Lydia Flem repart en
exploration vers les rapports entre les générations. Dans Comment j’ai vidé la maison de mes parents, elle inscrivait les
objets dans le cours de la vie, les rattachait à des souvenirs, leur fixait une
place dans le deuil. Il est encore question de séparation dans son nouveau
livre, au titre en écho : Comment je
me suis séparée de ma fille et de mon quasi-fils évoque le moment où les
enfants quittent le foyer familial pour voler de leurs propres ailes.
Alice au pays des merveilles
ponctue l’ouvrage : en passant de l’autre côté du miroir, Lydia Flem dit
la confiance qu’elle place dans la littérature, dont « on ne sort jamais indemne. » Elle ajoute : « L’art nous transforme. »
Mais il faut bien, malgré tout, tenir compte du principe de réalité et offrir à
sa fille de se frotter au monde, de découvrir ses forces et ses faiblesses pour
s’en faire des armes. Pousser l’oiseau hors du nid, un acte nécessaire et
difficile. La raison le commande. Le cœur le refuse, qui transmet curieusement
sa révolte à… l’estomac : il « produisait
des larmes acides à se tordre de douleur. »
Sophie part donc en
Angleterre. Les adieux sont brefs, à peine vingt minutes avec la famille
d’accueil. « Tels deux marionnettes,
deux automates sans volonté propre, nous sommes sortis. Nous ne nous
appartenions plus, flottants comme dans un rêve absurde. Mrs. Smith referma la
porte derrière nous. Nous étions dehors, notre fille dedans. »
Ensuite, la douleur de
l’absence. Et, pour l’évacuer au moins en partie, une tentative d’écrire au
plus près les sensations de cette période difficile. « Je ne voulais ni tenir un journal ni rédiger un roman, mais
inventer une autre forme, hybride, plus ouverte, plus insaisissable, souple,
comme les plis de la pensée, vivante comme les perceptions en mouvement, qui
relieraient les mots aux émotions. Une sorte de non-fiction novel, un roman qui ne serait pas une fiction,
une vérité qui serait de la littérature. »
L’écrivaine revient aux
premiers temps de sa maternité, cite des pages écrites à deux voix, avec le
père de Sophie, reprend d’un livre précédent (La voix des amants) des paragraphes qui appartenaient déjà à sa
fille. Ancré dans les années passées, le texte se nourrit à la fois du
quotidien et de la signification profonde de gestes simples. Acheter un nouveau
portefeuille, c’est retrouver dans le précédent des papiers dont on ne savait
même plus qu’ils s’y trouvaient. Parmi eux, le carnet de vaccination de Sophie,
rangé parmi d’autres documents depuis presque vingt ans. « Etait-il donc si difficile de renoncer à ce lien archaïque, de
protection, d’attention incessante, de complicité sans fin ? »

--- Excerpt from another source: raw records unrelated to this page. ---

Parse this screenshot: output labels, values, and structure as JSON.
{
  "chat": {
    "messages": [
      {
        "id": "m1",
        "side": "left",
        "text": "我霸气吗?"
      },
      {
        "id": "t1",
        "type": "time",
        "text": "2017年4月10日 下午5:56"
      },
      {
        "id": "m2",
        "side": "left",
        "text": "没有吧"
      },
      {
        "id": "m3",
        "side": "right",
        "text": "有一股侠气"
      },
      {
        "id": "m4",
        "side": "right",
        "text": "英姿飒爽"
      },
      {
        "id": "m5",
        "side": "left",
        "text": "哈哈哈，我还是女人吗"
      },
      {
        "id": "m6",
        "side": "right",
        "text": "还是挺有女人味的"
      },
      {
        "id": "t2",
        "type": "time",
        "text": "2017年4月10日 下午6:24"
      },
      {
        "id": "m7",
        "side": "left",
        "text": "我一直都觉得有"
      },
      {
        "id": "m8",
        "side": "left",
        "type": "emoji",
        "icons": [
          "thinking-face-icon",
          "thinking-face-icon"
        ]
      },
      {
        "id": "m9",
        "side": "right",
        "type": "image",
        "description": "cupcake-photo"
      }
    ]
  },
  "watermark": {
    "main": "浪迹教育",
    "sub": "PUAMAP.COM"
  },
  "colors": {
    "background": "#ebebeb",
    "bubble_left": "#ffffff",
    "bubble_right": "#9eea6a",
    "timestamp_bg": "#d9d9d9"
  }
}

Lydia Flem s’interroge sans
cesse. Son expérience l’amène à se demander quelle mère elle a été, est et
sera. Quelle fille aussi, envers sa propre mère, tant les liens perdurent
au-delà des disparitions. En scrutant avec attention les aspérités de
l’existence, en les redessinant par les mots, elle trouve le moyen de tenir les
larmes à distance. Et probablement consolera-t-elle ses lecteurs ou, davantage,
ses lectrices, plus sensibles à la complicité des mères.
D’autant que l’histoire,
puisque c’en est une, finit plutôt bien : « Nous savions désormais que se séparer, ce n’était pas se
perdre. »
Quant
au « quasi-fils », plus âgé que Sophie, il est beaucoup moins présent
que celle-ci. Sa silhouette passe néanmoins de temps à autre, dans un identique
mouvement d’éloignement qui n’en est pas un. Familles, je vous aime.